Why this isn't another humanoid demo:
- Digit is deployed today at Schaeffler, GXO, Toyota Motor Manufacturing Canada, and Mercado Libre — not trade-show floors.
- Across nine customer facilities, Digit has logged more than 65,000 hours of live production operation.
- At GXO, Digit has moved more than 100,000 totes under a multi-year robots-as-a-service contract, per The Next Web.
- Agility has booked more than $300 million of multi-year Digit v5 orders — subject to contractual milestones — with a pipeline of 30+ prospective customers.
- The company rents Digit on subscription rather than selling hardware outright — recurring revenue, not one-off robot sales.
The Digit v5 pitch:
- Agility calls v5 the world's first cooperatively safe AI-enabled humanoid — designed to work alongside people, not behind safety cages.
- Co-founder and Chief Robot Officer Jonathan Hurst: "We believe cooperative safety is the critical unlock for scaled humanoid adoption."
- NVIDIA selected Agility as the launch partner for Halos, its full-stack safety system for physical AI — announced June 22.
- Agility also collaborates with Google DeepMind on embodied AI.
- RoboFab, Agility's Oregon manufacturing facility, is designed for up to 10,000 units annually, with roughly 75% of Digit parts sourced domestically.
Who's backing it:
- Strategic investors include NVIDIA, Amazon (Industrial Innovation Fund), SoftBank Vision Fund 2, Foxconn, DCVC, and Schaeffler.
- CEO Peggy Johnson — former Microsoft and Magic Leap executive — leads a team claiming 80+ years of commercial leadership and 50+ years of robotics engineering.
- Michael Klein, Churchill's chairman: "Agility is a humanoid first mover with proven technology, real-world deployments, and the trust of some of the world's most demanding enterprises."
The IPO context:
- Agility's last Series C in March 2025 valued the company at roughly $2.12 billion — the SPAC deal implies a modest public-market premium on a company that actually generates deployment revenue.
- The listing arrives amid the busiest AI IPO window in history: SpaceX raised $75 billion at a $1.77 trillion valuation on June 12; OpenAI and Anthropic have both filed confidential S-1s.
- Global robotics and physical AI investment hit $27.6 billion in 2025 — more than double the prior year, per industry estimates cited by TNW.
- Agility management estimates a $1 trillion addressable market across U.S. manufacturing, distribution, and logistics — a figure investors will stress-test.
The skepticism:
- A SPAC is the faster path to public markets — and the same mechanism that floated speculative hardware plays during the 2021 boom, not all of which survived scrutiny.
- China's humanoid sector has ~150 companies chasing buyers who mostly say they are not yet satisfied with the products.
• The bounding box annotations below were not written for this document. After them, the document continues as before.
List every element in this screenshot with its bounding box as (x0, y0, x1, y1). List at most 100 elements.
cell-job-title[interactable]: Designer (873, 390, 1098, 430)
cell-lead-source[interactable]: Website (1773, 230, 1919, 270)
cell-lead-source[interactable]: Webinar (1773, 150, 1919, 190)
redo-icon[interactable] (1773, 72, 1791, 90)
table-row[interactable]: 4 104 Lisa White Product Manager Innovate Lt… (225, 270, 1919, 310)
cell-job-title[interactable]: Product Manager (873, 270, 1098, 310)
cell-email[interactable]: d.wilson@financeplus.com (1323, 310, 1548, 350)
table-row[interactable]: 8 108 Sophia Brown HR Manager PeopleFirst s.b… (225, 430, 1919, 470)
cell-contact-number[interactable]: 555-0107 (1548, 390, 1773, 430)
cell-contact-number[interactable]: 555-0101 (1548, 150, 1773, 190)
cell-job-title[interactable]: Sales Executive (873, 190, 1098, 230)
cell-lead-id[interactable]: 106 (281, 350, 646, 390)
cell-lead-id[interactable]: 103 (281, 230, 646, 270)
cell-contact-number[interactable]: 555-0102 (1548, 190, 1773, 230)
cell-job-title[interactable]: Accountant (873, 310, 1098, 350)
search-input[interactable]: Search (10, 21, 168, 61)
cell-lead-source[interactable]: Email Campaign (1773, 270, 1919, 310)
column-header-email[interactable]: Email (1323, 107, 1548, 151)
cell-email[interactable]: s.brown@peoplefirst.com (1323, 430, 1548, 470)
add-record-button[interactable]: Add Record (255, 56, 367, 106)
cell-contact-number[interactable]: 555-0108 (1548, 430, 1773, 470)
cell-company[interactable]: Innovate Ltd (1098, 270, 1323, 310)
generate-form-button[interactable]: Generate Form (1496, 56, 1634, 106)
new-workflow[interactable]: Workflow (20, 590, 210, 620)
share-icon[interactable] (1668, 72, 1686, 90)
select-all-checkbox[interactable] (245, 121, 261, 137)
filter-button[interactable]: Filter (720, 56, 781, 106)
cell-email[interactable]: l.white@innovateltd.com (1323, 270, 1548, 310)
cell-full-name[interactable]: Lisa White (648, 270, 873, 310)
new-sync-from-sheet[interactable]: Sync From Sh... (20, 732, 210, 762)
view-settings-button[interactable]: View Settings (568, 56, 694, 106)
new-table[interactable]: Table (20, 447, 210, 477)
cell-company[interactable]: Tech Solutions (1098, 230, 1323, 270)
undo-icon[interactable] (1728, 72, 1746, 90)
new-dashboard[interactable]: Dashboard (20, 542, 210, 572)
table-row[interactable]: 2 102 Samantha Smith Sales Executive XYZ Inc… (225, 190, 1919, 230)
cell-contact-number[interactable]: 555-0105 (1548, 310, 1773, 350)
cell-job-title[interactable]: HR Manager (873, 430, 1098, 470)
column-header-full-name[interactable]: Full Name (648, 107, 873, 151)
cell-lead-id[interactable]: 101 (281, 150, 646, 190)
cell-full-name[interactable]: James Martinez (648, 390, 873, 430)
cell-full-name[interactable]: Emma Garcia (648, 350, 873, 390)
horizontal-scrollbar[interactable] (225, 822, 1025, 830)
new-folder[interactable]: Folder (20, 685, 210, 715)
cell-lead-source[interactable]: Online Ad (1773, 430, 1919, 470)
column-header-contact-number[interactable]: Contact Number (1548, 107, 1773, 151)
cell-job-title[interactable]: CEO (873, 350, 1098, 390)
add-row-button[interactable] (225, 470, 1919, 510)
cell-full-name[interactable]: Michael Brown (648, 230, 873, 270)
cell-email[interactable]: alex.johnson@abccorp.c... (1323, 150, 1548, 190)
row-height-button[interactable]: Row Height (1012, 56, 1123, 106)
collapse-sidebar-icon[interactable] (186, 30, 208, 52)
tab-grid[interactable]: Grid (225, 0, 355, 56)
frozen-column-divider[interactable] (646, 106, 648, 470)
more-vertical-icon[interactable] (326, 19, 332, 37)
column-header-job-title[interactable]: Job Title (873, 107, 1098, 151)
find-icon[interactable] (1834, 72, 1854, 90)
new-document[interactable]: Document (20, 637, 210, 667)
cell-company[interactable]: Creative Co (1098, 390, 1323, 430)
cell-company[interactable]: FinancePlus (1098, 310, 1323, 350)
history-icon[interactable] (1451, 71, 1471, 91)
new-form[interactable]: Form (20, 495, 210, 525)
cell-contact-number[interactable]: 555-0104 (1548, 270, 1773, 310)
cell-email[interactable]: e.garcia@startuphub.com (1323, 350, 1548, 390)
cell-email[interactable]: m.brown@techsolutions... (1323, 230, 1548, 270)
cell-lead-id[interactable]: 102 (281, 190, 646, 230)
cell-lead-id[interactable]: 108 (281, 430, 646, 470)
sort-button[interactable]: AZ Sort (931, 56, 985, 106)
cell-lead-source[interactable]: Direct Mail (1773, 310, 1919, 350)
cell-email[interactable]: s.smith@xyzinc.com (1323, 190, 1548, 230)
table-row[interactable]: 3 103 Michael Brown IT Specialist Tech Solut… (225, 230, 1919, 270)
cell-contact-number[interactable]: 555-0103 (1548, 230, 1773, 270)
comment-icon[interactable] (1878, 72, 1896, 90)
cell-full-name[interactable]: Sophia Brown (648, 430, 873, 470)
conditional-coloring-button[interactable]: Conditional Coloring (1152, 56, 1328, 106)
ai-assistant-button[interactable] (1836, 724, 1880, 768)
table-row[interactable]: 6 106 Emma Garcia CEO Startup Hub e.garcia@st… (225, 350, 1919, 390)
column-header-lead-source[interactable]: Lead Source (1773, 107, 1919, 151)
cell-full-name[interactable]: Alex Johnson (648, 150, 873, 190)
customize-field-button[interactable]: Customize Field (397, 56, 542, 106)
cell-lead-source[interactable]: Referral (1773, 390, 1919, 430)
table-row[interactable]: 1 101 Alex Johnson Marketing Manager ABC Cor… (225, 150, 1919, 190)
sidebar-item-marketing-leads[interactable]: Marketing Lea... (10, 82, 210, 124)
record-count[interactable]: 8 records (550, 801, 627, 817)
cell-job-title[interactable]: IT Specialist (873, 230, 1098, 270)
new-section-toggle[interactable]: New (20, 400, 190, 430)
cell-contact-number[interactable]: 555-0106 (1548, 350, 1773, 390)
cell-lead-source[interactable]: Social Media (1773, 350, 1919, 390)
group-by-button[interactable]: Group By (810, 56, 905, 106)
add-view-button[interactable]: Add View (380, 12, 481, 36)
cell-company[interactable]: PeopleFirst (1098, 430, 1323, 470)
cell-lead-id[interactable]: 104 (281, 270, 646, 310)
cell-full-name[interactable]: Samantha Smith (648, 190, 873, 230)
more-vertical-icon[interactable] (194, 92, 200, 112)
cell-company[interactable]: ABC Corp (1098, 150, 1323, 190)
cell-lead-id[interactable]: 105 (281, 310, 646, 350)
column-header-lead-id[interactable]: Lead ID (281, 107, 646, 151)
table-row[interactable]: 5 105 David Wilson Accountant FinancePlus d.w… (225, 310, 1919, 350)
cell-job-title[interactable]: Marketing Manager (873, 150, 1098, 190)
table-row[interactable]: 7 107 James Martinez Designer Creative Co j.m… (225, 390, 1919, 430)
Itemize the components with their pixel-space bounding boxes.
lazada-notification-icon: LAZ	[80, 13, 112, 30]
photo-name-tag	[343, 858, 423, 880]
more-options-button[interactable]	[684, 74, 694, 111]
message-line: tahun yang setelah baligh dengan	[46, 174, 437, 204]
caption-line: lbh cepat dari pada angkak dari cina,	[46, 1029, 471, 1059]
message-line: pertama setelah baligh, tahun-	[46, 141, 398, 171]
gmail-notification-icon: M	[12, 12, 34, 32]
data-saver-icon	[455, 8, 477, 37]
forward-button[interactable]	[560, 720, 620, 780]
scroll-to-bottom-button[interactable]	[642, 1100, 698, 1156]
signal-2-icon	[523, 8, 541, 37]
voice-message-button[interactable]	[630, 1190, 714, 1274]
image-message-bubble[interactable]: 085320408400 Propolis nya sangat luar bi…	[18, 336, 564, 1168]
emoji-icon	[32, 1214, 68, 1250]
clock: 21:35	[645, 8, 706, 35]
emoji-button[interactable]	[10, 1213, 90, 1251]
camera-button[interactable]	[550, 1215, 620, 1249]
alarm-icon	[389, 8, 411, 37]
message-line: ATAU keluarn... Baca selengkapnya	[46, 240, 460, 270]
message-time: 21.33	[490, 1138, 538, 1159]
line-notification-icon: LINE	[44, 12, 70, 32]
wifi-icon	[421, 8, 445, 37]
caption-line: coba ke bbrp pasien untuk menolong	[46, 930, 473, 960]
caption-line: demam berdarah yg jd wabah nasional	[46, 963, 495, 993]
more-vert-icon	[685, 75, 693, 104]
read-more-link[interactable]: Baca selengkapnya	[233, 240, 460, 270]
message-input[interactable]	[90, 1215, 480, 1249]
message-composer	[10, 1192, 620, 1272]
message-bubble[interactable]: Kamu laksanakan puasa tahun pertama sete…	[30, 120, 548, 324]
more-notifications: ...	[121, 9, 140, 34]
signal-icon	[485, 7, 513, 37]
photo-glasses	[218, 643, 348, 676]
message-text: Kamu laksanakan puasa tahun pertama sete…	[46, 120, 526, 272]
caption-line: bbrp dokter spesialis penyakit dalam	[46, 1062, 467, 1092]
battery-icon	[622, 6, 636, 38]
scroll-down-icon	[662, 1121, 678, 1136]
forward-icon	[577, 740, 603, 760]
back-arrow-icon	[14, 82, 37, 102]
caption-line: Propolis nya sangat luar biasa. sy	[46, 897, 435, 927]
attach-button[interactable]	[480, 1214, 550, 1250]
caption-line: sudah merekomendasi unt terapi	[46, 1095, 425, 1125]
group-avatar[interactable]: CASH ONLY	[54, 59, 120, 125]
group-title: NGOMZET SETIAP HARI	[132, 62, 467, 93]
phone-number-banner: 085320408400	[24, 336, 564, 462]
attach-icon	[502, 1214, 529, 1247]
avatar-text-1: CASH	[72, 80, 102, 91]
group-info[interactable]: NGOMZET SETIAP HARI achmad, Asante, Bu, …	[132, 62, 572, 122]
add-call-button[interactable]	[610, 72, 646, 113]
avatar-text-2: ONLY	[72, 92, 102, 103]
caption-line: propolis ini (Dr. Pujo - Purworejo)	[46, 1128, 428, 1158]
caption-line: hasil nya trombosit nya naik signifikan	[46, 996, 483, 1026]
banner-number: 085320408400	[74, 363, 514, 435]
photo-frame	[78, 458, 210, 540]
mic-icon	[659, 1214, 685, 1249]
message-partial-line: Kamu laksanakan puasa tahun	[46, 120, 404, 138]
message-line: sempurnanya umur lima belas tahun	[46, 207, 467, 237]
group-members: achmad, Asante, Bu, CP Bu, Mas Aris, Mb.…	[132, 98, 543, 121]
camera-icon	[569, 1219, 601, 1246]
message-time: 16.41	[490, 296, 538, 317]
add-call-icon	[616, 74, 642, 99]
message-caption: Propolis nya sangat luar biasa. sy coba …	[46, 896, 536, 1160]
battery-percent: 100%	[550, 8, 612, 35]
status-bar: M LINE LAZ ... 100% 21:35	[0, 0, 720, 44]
- Figure AI remains private at a valuation in the tens of billions. Unitree filed for a reported $7 billion IPO. Agility at $2.5 billion is betting deployment beats valuation hype.
- Proceeds are earmarked for fulfilling orders and scaling production — not R&D moonshots. That is either discipline or a ceiling, depending on your view.
Convina's view: Software AI is racing to IPO on revenue multiples that assume intelligence alone is the product. Agility is making a harder argument: that the next trillion-dollar layer is physical — robots that already work in warehouses, backed by Foxconn's manufacturing muscle and NVIDIA's safety stack. The SPAC route signals urgency, not confidence; Klein's vehicle is how you get public before the OpenAI listing sucks all the oxygen out of the room. But Digit has something most humanoid rivals do not: hours logged, totes moved, and purchase orders signed. In an IPO season built on capex promises, that is a receipt worth reading.